Dear Diary,                                           May 31st, 2011
                   It's yap yap all day long! When does it ever stop? Please tell me because I don't think I can take anymore. It's shoes this, and hair that. And ohh let's not forget the manny pettys. Cuz if we did the world would  probably come to an end. No, but seriously all I want to do is sit there and go into lala land or read a totally awesome book! No offense Mr. Nelson. I just love daydreaming and reading. But how can I possibly do that when it's yap yap all day long!?! I know more about shoes, hair and boys now more than creative writing. It's like I'm slowly being brainwashed into thinking like one of them without even realizing it. It's horrible it's like Mean Girls. That sweet girl comes from Africa, and attends a public school. And then gets brainwashed into becoming one of them! I don't want to become that girl! Somebody help me! ....sigh*... I guess help is inevitable though seeing as how I'm assigned to this seat. How I chose to sit there innocently without knowing I had walked into my own doomed fate. 

Sunday, May 8, 2011

Oridinary World

This is the story about a girl named Amy. Short for Amelia. She is 17 years old. She is an orphan who attends a private school boarding school just for girls. It's so private I can't tell you it's name. Amy has the same boring routine everyday. She wakes up takes a shower. eats breakfast, brushes teeth, goes to her classes, then it's off to lunch, afterwards she goes to study hall, eats dinner, brushes teeth, and then off to bed. Over and over. Everyday she thinks about the life she could of had. If her parents had not left her at such a young age. To live this life of unhappiness. The teachers here aren't the nicest bunch either. She does not fit in with the other students.
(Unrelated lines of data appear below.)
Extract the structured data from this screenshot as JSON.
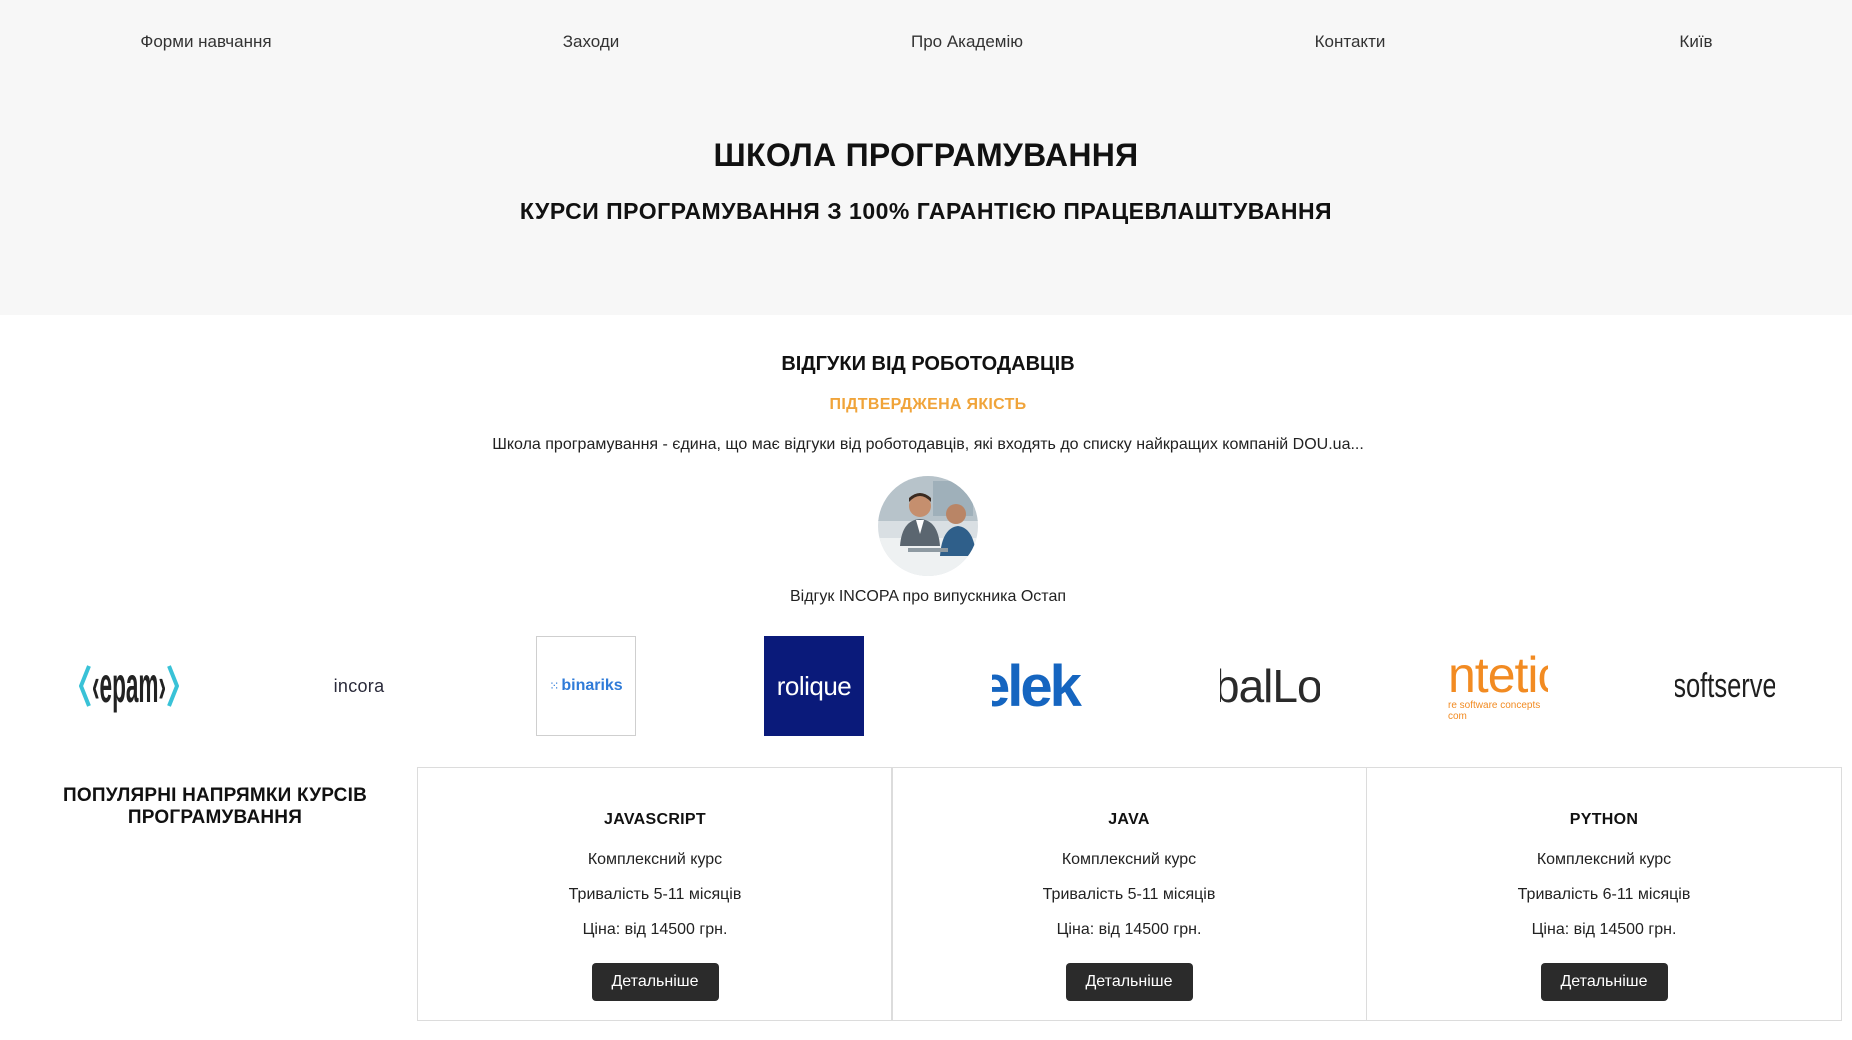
{
  "nav": {
    "items": [
      "Форми навчання",
      "Заходи",
      "Про Академію",
      "Контакти",
      "Київ"
    ]
  },
  "hero": {
    "title": "ШКОЛА ПРОГРАМУВАННЯ",
    "subtitle": "КУРСИ ПРОГРАМУВАННЯ З 100% ГАРАНТІЄЮ ПРАЦЕВЛАШТУВАННЯ"
  },
  "reviews": {
    "title": "ВІДГУКИ ВІД РОБОТОДАВЦІВ",
    "quality": "ПІДТВЕРДЖЕНА ЯКІСТЬ",
    "text": "Школа програмування - єдина, що має відгуки від роботодавців, які входять до списку найкращих компаній DOU.ua...",
    "caption": "Відгук INCOPA про випускника Остап"
  },
  "logos": [
    {
      "name": "epam",
      "text": "‹epam›"
    },
    {
      "name": "incora",
      "text": "incora"
    },
    {
      "name": "binariks",
      "text": "binariks"
    },
    {
      "name": "rolique",
      "text": "rolique"
    },
    {
      "name": "elek",
      "text": "elek"
    },
    {
      "name": "ballo",
      "text": "balLo"
    },
    {
      "name": "intetics",
      "text": "ntetic",
      "sub": "re software concepts com"
    },
    {
      "name": "softserve",
      "text": "softserve"
    }
  ],
  "colors": {
    "accent": "#f0a43a",
    "button": "#2b2b2b",
    "rolique_bg": "#0a1a7a",
    "elek": "#1565c0",
    "intetics": "#f28b22"
  },
  "courses": {
    "section_title": "ПОПУЛЯРНІ НАПРЯМКИ КУРСІВ ПРОГРАМУВАННЯ",
    "cards": [
      {
        "title": "JAVASCRIPT",
        "type": "Комплексний курс",
        "duration": "Тривалість 5-11 місяців",
        "price": "Ціна: від 14500 грн.",
        "button": "Детальніше"
      },
      {
        "title": "JAVA",
        "type": "Комплексний курс",
        "duration": "Тривалість 5-11 місяців",
        "price": "Ціна: від 14500 грн.",
        "button": "Детальніше"
      },
      {
        "title": "PYTHON",
        "type": "Комплексний курс",
        "duration": "Тривалість 6-11 місяців",
        "price": "Ціна: від 14500 грн.",
        "button": "Детальніше"
      }
    ]
  }
}
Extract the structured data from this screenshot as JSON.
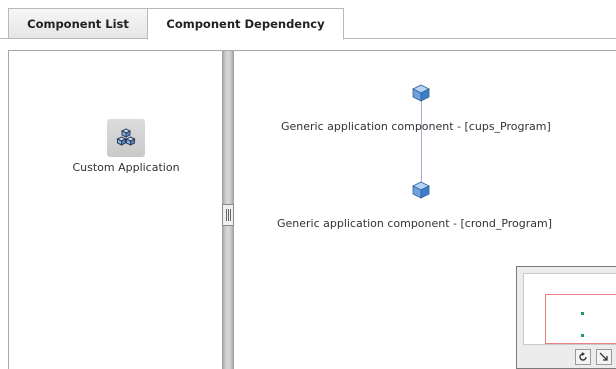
{
  "tabs": [
    {
      "label": "Component List",
      "active": false
    },
    {
      "label": "Component Dependency",
      "active": true
    }
  ],
  "left_panel": {
    "application": {
      "label": "Custom Application",
      "icon": "cubes-icon"
    }
  },
  "graph": {
    "nodes": [
      {
        "label": "Generic application component - [cups_Program]",
        "icon": "cube-icon"
      },
      {
        "label": "Generic application component - [crond_Program]",
        "icon": "cube-icon"
      }
    ]
  },
  "overview": {
    "buttons": [
      {
        "icon": "refresh-icon"
      },
      {
        "icon": "resize-corner-icon"
      }
    ]
  },
  "colors": {
    "cube_top": "#b5d3f2",
    "cube_side": "#3e7fc9",
    "edge": "#a9a9c9",
    "viewport": "#e88080",
    "overview_dot": "#1f9a58"
  }
}
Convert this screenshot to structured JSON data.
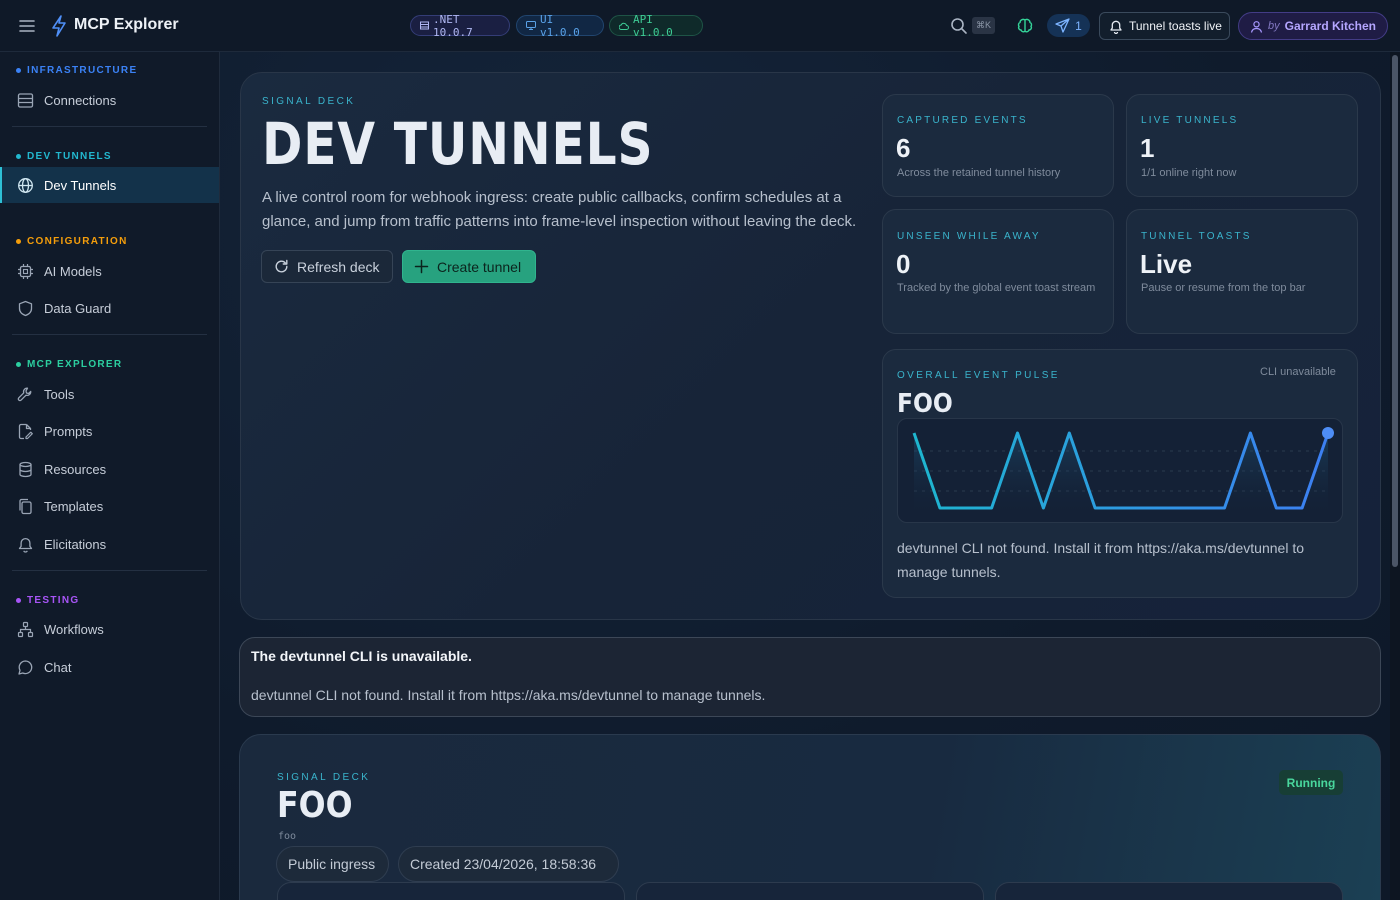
{
  "topbar": {
    "title": "MCP Explorer",
    "pills": {
      "net": ".NET 10.0.7",
      "ui": "UI v1.0.0",
      "api": "API v1.0.0"
    },
    "kbd": "⌘K",
    "send_count": "1",
    "toast_label": "Tunnel toasts live",
    "user_by": "by",
    "user_name": "Garrard Kitchen"
  },
  "sidebar": {
    "sections": {
      "infrastructure": {
        "label": "INFRASTRUCTURE",
        "color": "#3b82f6"
      },
      "dev_tunnels": {
        "label": "DEV TUNNELS",
        "color": "#22b8cf"
      },
      "configuration": {
        "label": "CONFIGURATION",
        "color": "#f59e0b"
      },
      "mcp_explorer": {
        "label": "MCP EXPLORER",
        "color": "#2ccfa0"
      },
      "testing": {
        "label": "TESTING",
        "color": "#a855f7"
      }
    },
    "items": {
      "connections": "Connections",
      "dev_tunnels": "Dev Tunnels",
      "ai_models": "AI Models",
      "data_guard": "Data Guard",
      "tools": "Tools",
      "prompts": "Prompts",
      "resources": "Resources",
      "templates": "Templates",
      "elicitations": "Elicitations",
      "workflows": "Workflows",
      "chat": "Chat"
    }
  },
  "hero": {
    "eyebrow": "SIGNAL DECK",
    "title": "DEV TUNNELS",
    "description": "A live control room for webhook ingress: create public callbacks, confirm schedules at a glance, and jump from traffic patterns into frame-level inspection without leaving the deck.",
    "refresh_label": "Refresh deck",
    "create_label": "Create tunnel"
  },
  "stats": {
    "captured": {
      "label": "CAPTURED EVENTS",
      "value": "6",
      "sub": "Across the retained tunnel history"
    },
    "live": {
      "label": "LIVE TUNNELS",
      "value": "1",
      "sub": "1/1 online right now"
    },
    "unseen": {
      "label": "UNSEEN WHILE AWAY",
      "value": "0",
      "sub": "Tracked by the global event toast stream"
    },
    "toasts": {
      "label": "TUNNEL TOASTS",
      "value": "Live",
      "sub": "Pause or resume from the top bar"
    }
  },
  "pulse": {
    "label": "OVERALL EVENT PULSE",
    "status": "CLI unavailable",
    "title": "FOO",
    "message": "devtunnel CLI not found. Install it from https://aka.ms/devtunnel to manage tunnels.",
    "series": [
      1,
      0,
      0,
      0,
      1,
      0,
      1,
      0,
      0,
      0,
      0,
      0,
      0,
      1,
      0,
      0,
      1
    ]
  },
  "alert": {
    "title": "The devtunnel CLI is unavailable.",
    "message": "devtunnel CLI not found. Install it from https://aka.ms/devtunnel to manage tunnels."
  },
  "tunnel": {
    "eyebrow": "SIGNAL DECK",
    "name": "FOO",
    "id": "foo",
    "status": "Running",
    "chips": {
      "ingress": "Public ingress",
      "created": "Created 23/04/2026, 18:58:36"
    }
  }
}
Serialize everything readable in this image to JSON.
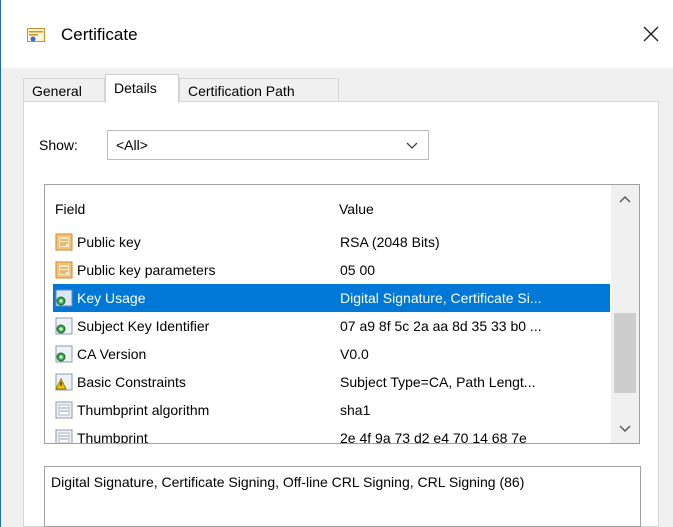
{
  "window": {
    "title": "Certificate"
  },
  "tabs": [
    {
      "label": "General",
      "active": false
    },
    {
      "label": "Details",
      "active": true
    },
    {
      "label": "Certification Path",
      "active": false
    }
  ],
  "show": {
    "label": "Show:",
    "value": "<All>"
  },
  "list": {
    "headers": {
      "field": "Field",
      "value": "Value"
    },
    "rows": [
      {
        "field": "Public key",
        "value": "RSA (2048 Bits)",
        "icon": "certificate-field-icon",
        "selected": false
      },
      {
        "field": "Public key parameters",
        "value": "05 00",
        "icon": "certificate-field-icon",
        "selected": false
      },
      {
        "field": "Key Usage",
        "value": "Digital Signature, Certificate Si...",
        "icon": "extension-icon",
        "selected": true
      },
      {
        "field": "Subject Key Identifier",
        "value": "07 a9 8f 5c 2a aa 8d 35 33 b0 ...",
        "icon": "extension-icon",
        "selected": false
      },
      {
        "field": "CA Version",
        "value": "V0.0",
        "icon": "extension-icon",
        "selected": false
      },
      {
        "field": "Basic Constraints",
        "value": "Subject Type=CA, Path Lengt...",
        "icon": "critical-extension-icon",
        "selected": false
      },
      {
        "field": "Thumbprint algorithm",
        "value": "sha1",
        "icon": "property-icon",
        "selected": false
      },
      {
        "field": "Thumbprint",
        "value": "2e 4f 9a 73 d2 e4 70 14 68 7e",
        "icon": "property-icon",
        "selected": false
      }
    ]
  },
  "detail": {
    "text": "Digital Signature, Certificate Signing, Off-line CRL Signing, CRL Signing (86)"
  },
  "colors": {
    "selection": "#0078d7",
    "accent": "#1f6fb5"
  }
}
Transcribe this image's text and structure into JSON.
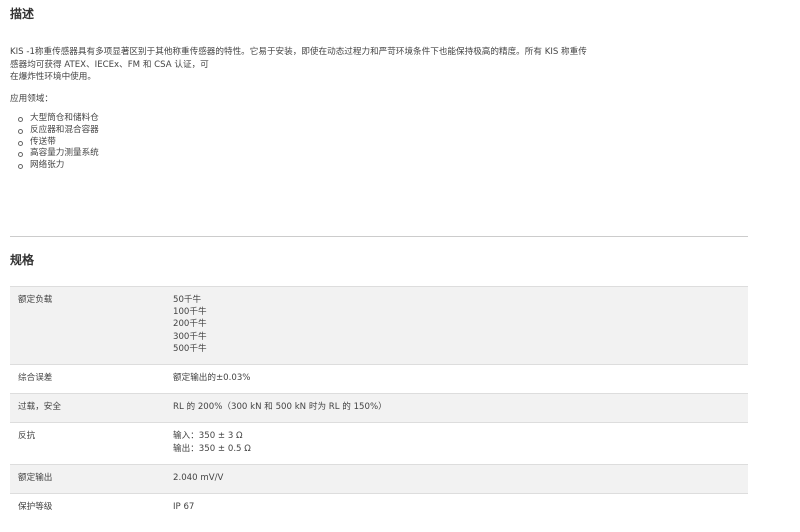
{
  "description": {
    "title": "描述",
    "paragraph_lines": [
      "KIS -1称重传感器具有多项显著区别于其他称重传感器的特性。它易于安装，即使在动态过程力和严苛环境条件下也能保持极高的精度。所有 KIS 称重传",
      "感器均可获得 ATEX、IECEx、FM 和 CSA 认证，可",
      "在爆炸性环境中使用。"
    ],
    "applications_label": "应用领域：",
    "applications": [
      "大型筒仓和储料仓",
      "反应器和混合容器",
      "传送带",
      "高容量力测量系统",
      "网络张力"
    ]
  },
  "specs": {
    "title": "规格",
    "rows": [
      {
        "key": "额定负载",
        "values": [
          "50千牛",
          "100千牛",
          "200千牛",
          "300千牛",
          "500千牛"
        ]
      },
      {
        "key": "综合误差",
        "values": [
          "额定输出的±0.03%"
        ]
      },
      {
        "key": "过载，安全",
        "values": [
          "RL 的 200%（300 kN 和 500 kN 时为 RL 的 150%）"
        ]
      },
      {
        "key": "反抗",
        "values": [
          "输入：350 ± 3 Ω",
          "输出：350 ± 0.5 Ω"
        ]
      },
      {
        "key": "额定输出",
        "values": [
          "2.040 mV/V"
        ]
      },
      {
        "key": "保护等级",
        "values": [
          "IP 67"
        ]
      }
    ]
  }
}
Amy is a very shy girl with no friends. She always wished of a better life. And all that is about to change one day for her when something unexpected happens.
One morning Amy wakes up to find herself in a whole other galaxy! With humans, who are not really humans. Why? Because they have amazing super human ability's/powers. They can fly, shoot lasers out of there eyes, superman strength, and every other kind of ability you have ever dreamed of having! Turns out Amy's mother and father are the leaders of these people. She is not sure whether she should be happy to see them or feel angry at what they had done to her. Even though they say it was for her own protection. Amy later finds out from her parents that she can fly, and shoot lasers out of her eyes! Her parents inform her that she is destined to save the world.
Questions.
1. Will Amy save the world?
2. Or will she hold all her grudges against never having known about her real life. And become a villain destined to destroy her people and mankind?
3. Or will she go back to her ordinary life?

Sunday, May 1, 2011

Shake The Dust (Walk It Off)

This is for all the girls who feel like the ugly duckling. This is for the girl with the gum stuck in her hair. This is for the kid at school who gets bullied. This is for the bully who tries to fit in....Walk it off.
This is for all the people who wish for world peace. For all the men and women in Iraq fighting for there wish. And for the families who pray for there safe return...Walk it off.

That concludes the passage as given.